I have my sql defined as
CREATE TABLE IF NOT EXISTS TABLE_1 (
headers VARCHAR NOT NULL,
id VARCHAR NOT NULL,
`timestamp` TIMESTAMP_LTZ(3) NULL,
type VARCHAR NOT NULL,
contentJson VARCHAR NOT NULL
) WITH (
'connector' = 'kafka',
'topic-pattern' = 'table_1__.+?',
'properties.bootstrap.servers' = 'localhost:29092',
'properties.group.id' = 'table_1__raw_step1_local_1',
'scan.startup.mode' = 'earliest-offset',
'format' = 'json',
'json.timestamp-format.standard' = 'ISO-8601',
'scan.topic-partition-discovery.interval'= '60000',
'json.fail-on-missing-field' = 'false',
'json.ignore-parse-errors' = 'true'
);
CREATE TABLE IF NOT EXISTS TABLE_2 (
headers VARCHAR NOT NULL,
id VARCHAR NOT NULL,
`timestamp` TIMESTAMP_LTZ(3) NULL,
type VARCHAR NOT NULL,
contentJson VARCHAR NOT NULL
) WITH (
'connector' = 'kafka',
'topic-pattern' = 'table_2__.+?',
'properties.bootstrap.servers' = 'localhost:29092',
'properties.group.id' = 'table_2__raw_step1_local_1',
'scan.startup.mode' = 'earliest-offset',
'format' = 'json',
'json.timestamp-format.standard' = 'ISO-8601',
'scan.topic-partition-discovery.interval'= '60000',
'json.fail-on-missing-field' = 'false',
'json.ignore-parse-errors' = 'true'
);
INSERT INTO FINAL_TABLE
select t1.headers, t2.contentJson
FROM TABLE_1 t1 left join TABLE_2 t2 on (t1.id = t2.id)
Here TABLE_1 t1 left join TABLE_2 t2 on (t1.id = t2.id)
join is stored in state.
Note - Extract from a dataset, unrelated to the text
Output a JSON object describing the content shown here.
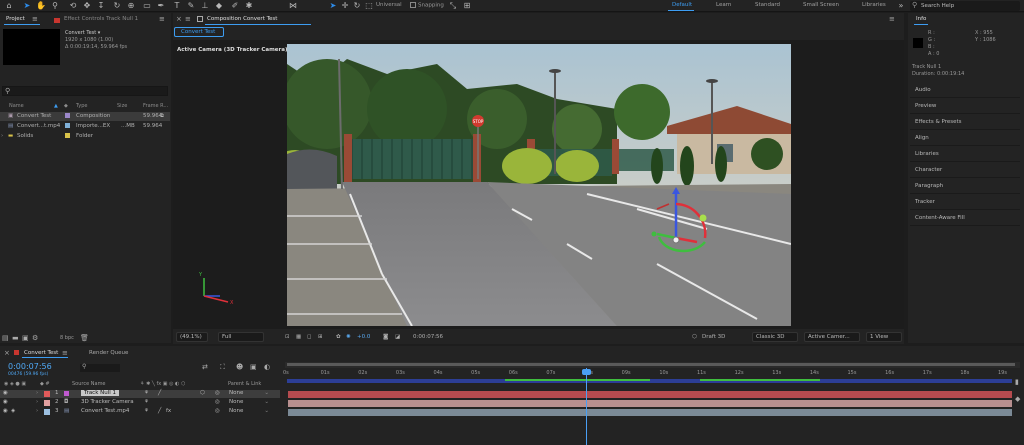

I use streamExecutionEnvironment.setStateBackend(new EmbeddedRocksDBStateBackend(true));
. I can see checkpoint collecting data. I have pointed the checkpoint to /tmp
folder. I see _metadata and shared
folder related to this jon
I want to query the state produced by this join, is there an example for this ?
There isn't any tooling for doing that in a reasonable way.
If you dig through the source code for the SQL join operator, you can find the names and serializers used by the relevant state objects. And with that information you might be able to use the state processor API to read this state from a savepoint.
I can't guarantee this will work; I'm not aware that anyone has tried this with the state from SQL operators.